Nous sommes à quelques jours de la sortie de l’iOS 17.4 et il s’agit d’une mise à jour historique car Apple a dû se conformer à de nouvelles réglementations européennes. Cette réglementation oblige Apple à autoriser d’autres boutiques d’applications sur l’iPhone et à proposer d’autres navigateurs lors du premier lancement de Safari. Mais elle a aussi d’autres conséquences.
Apple a confirmé il y a quelques jours que les Web Apps ont été supprimées d’iOS 17.4 en Europe. Les Web Apps permettent de créer un raccourci vers un site web afin qu’il se comporte comme une application, fonctionnant en plein écran et émettant même des notifications. Selon Apple, c’est précisément en raison de la nouvelle réglementation européenne que les web apps ne sont plus disponibles.

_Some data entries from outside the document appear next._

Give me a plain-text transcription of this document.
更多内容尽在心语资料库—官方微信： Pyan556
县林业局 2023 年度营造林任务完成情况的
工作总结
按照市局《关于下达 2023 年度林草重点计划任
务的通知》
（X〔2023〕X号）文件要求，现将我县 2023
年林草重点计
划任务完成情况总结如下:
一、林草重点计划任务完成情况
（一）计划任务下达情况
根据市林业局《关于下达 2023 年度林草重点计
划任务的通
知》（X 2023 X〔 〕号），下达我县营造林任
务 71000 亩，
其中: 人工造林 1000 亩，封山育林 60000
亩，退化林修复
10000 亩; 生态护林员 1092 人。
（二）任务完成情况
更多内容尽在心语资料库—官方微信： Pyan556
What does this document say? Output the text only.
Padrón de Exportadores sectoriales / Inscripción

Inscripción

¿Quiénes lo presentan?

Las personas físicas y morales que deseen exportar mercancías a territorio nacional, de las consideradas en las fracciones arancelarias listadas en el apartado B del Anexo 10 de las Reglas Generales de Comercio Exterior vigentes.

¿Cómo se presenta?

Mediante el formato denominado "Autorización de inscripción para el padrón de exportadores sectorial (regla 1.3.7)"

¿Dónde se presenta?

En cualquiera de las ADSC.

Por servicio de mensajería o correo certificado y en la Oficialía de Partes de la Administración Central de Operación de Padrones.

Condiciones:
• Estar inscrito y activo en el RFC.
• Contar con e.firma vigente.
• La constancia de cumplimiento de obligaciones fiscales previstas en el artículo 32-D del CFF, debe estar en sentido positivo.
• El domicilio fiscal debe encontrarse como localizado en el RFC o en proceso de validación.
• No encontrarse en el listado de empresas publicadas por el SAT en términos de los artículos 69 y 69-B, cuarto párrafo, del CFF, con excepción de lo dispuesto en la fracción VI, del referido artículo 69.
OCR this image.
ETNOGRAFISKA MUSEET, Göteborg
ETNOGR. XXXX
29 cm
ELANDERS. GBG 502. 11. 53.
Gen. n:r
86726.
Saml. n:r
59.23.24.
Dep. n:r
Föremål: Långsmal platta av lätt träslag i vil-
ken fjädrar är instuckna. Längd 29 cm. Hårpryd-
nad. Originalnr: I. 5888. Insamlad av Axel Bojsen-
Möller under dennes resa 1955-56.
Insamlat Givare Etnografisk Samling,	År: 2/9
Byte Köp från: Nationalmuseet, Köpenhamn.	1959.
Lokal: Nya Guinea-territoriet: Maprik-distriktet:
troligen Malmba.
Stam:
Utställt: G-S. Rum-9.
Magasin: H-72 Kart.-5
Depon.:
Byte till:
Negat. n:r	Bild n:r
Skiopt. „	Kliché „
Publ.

L’entreprise affirme qu’en l’obligeant à proposer des navigateurs avec un moteur alternatif à WebKit, ces navigateurs alternatifs ne pourraient pas avoir d’applications web, et devraient développer “une intégration d’architecture entièrement nouvelle qui n’existe pas actuellement sur iOS”. Safari serait ainsi avantagé par rapport aux autres navigateurs alternatifs, ce qui serait contraire à la législation européenne.
L’UE examinera ces arguments
Ces arguments ne semblent pas avoir convaincu les régulateurs européens, certains estimant qu’Apple veut simplement faire tout ce qui est en son pouvoir pour punir l’Union européenne dans le cadre de la loi sur les marchés numériques. Le Financial Times rapporte que l’Europe enquête sur cette démarche.
L’Union européenne a pris les premières mesures en vue d’une enquête formelle sur la décision d’Apple de couper l’accès à certaines applications qui contournent sa boutique d’applications, alors que Bruxelles intensifie son contrôle sur les activités du fabricant de l’iPhone.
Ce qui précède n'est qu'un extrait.